If the new -nolinestop option is given then regexp searches will allow . and [^ sequences to match newline characters (which is normally not the case). This is equivalent to not providing the -linestop flag to Tcl's regexp command.
The text widget man page will be updated to reflect the new -all and -nolinestop options, and to remove the "single line" caveat.
Reference implementation
This is available from:
http://sourceforge.net/tracker/?func=detail&aid=621901&group\_id=12997&atid=312997
The patch includes objectification of the entire Text widget, so the multi-line search changes are not obvious to isolate. In fact the changes required are < 100 lines of code (given that the rest has been objectified, that is). Of course one nice side-effect of objectification is that regexp objects used in searches are actually cached, which they previously couldn't be.
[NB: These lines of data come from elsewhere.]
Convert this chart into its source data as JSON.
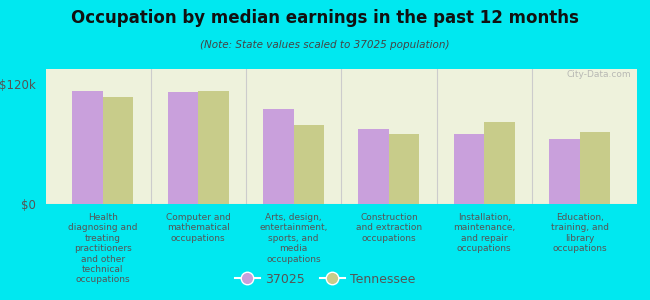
{
  "title": "Occupation by median earnings in the past 12 months",
  "subtitle": "(Note: State values scaled to 37025 population)",
  "categories": [
    "Health\ndiagnosing and\ntreating\npractitioners\nand other\ntechnical\noccupations",
    "Computer and\nmathematical\noccupations",
    "Arts, design,\nentertainment,\nsports, and\nmedia\noccupations",
    "Construction\nand extraction\noccupations",
    "Installation,\nmaintenance,\nand repair\noccupations",
    "Education,\ntraining, and\nlibrary\noccupations"
  ],
  "values_37025": [
    113000,
    112000,
    95000,
    75000,
    70000,
    65000
  ],
  "values_tennessee": [
    107000,
    113000,
    79000,
    70000,
    82000,
    72000
  ],
  "bar_color_37025": "#c9a0dc",
  "bar_color_tennessee": "#c8cc8a",
  "background_color": "#00e8f0",
  "plot_bg_color": "#eef2dc",
  "ytick_labels": [
    "$0",
    "$120k"
  ],
  "yticks": [
    0,
    120000
  ],
  "ylim": [
    0,
    135000
  ],
  "legend_37025": "37025",
  "legend_tennessee": "Tennessee",
  "watermark": "City-Data.com"
}
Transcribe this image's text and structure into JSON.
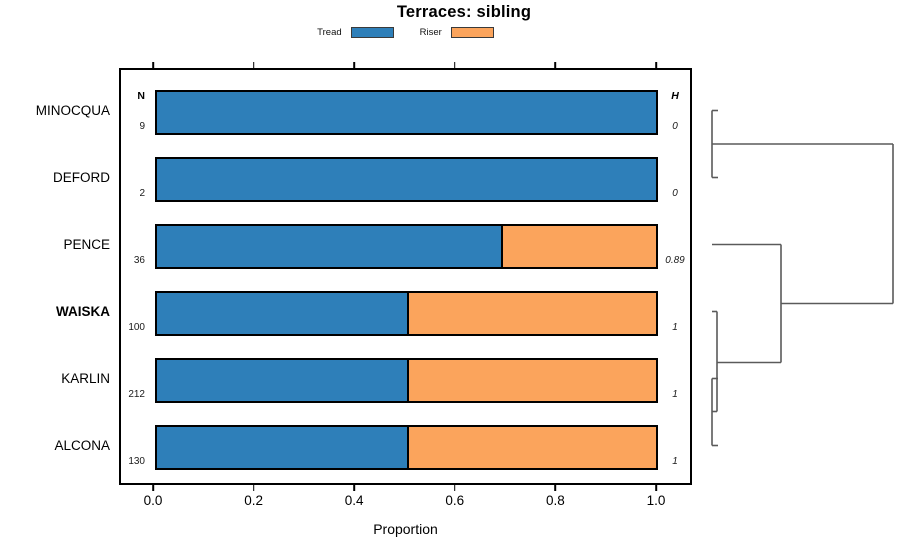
{
  "title": "Terraces: sibling",
  "legend": {
    "items": [
      {
        "label": "Tread",
        "color": "#2E7FB9"
      },
      {
        "label": "Riser",
        "color": "#FBA45C"
      }
    ]
  },
  "columns": {
    "n_header": "N",
    "h_header": "H"
  },
  "x_axis": {
    "label": "Proportion",
    "ticks": [
      "0.0",
      "0.2",
      "0.4",
      "0.6",
      "0.8",
      "1.0"
    ]
  },
  "chart_data": {
    "type": "bar",
    "orientation": "horizontal",
    "stacked": true,
    "title": "Terraces: sibling",
    "xlabel": "Proportion",
    "xlim": [
      0,
      1
    ],
    "categories": [
      "MINOCQUA",
      "DEFORD",
      "PENCE",
      "WAISKA",
      "KARLIN",
      "ALCONA"
    ],
    "label_bold": [
      false,
      false,
      false,
      true,
      false,
      false
    ],
    "series": [
      {
        "name": "Tread",
        "color": "#2E7FB9",
        "values": [
          1.0,
          1.0,
          0.69,
          0.5,
          0.5,
          0.5
        ]
      },
      {
        "name": "Riser",
        "color": "#FBA45C",
        "values": [
          0.0,
          0.0,
          0.31,
          0.5,
          0.5,
          0.5
        ]
      }
    ],
    "n_values": [
      "9",
      "2",
      "36",
      "100",
      "212",
      "130"
    ],
    "h_values": [
      "0",
      "0",
      "0.89",
      "1",
      "1",
      "1"
    ],
    "dendrogram": {
      "description": "right-side cluster tree: (MINOCQUA,DEFORD) join ~0; (KARLIN,ALCONA) join ~0, WAISKA joins low, PENCE joins mid, root joins both groups",
      "line_color": "#5a5a5a",
      "segments": [
        [
          712,
          110.5,
          718,
          110.5
        ],
        [
          712,
          110.5,
          712,
          177.5
        ],
        [
          712,
          177.5,
          718,
          177.5
        ],
        [
          712,
          144,
          893,
          144
        ],
        [
          893,
          144,
          893,
          303.5
        ],
        [
          781,
          303.5,
          893,
          303.5
        ],
        [
          712,
          244.5,
          781,
          244.5
        ],
        [
          781,
          244.5,
          781,
          362.5
        ],
        [
          717,
          362.5,
          781,
          362.5
        ],
        [
          712,
          311.5,
          717,
          311.5
        ],
        [
          717,
          311.5,
          717,
          411.5
        ],
        [
          712,
          411.5,
          717,
          411.5
        ],
        [
          712,
          378.5,
          718,
          378.5
        ],
        [
          712,
          378.5,
          712,
          445.5
        ],
        [
          712,
          445.5,
          718,
          445.5
        ]
      ]
    }
  }
}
Note: this patch has to workaround a crashing bug in Tcl's unicode string manipulation. It would be best if that bug was fixed before applying this patch.
Issues
On the implementation side, it might be interesting to abstract the search interface away from the text widget, so that it could in principle be applied to any line-based textual source.
As in the single-line matching implementation in Tcl 8.x, the lack of support for backwards matching in Tcl's regexp library means that backwards matching can only be implemented as repeated forward matches, with a commensurate performance penalty (the solution to which is outside the scope of this tip).
Tk has a curious misfeature that $text search -regexp "\n" $pos will always fail to match anything. This behaviour will change as a result of this TIP (it will match the first newline after $pos), and any code which somehow depended on that peculiarity will therefore break.
Copyright
This document has been placed in the public domain.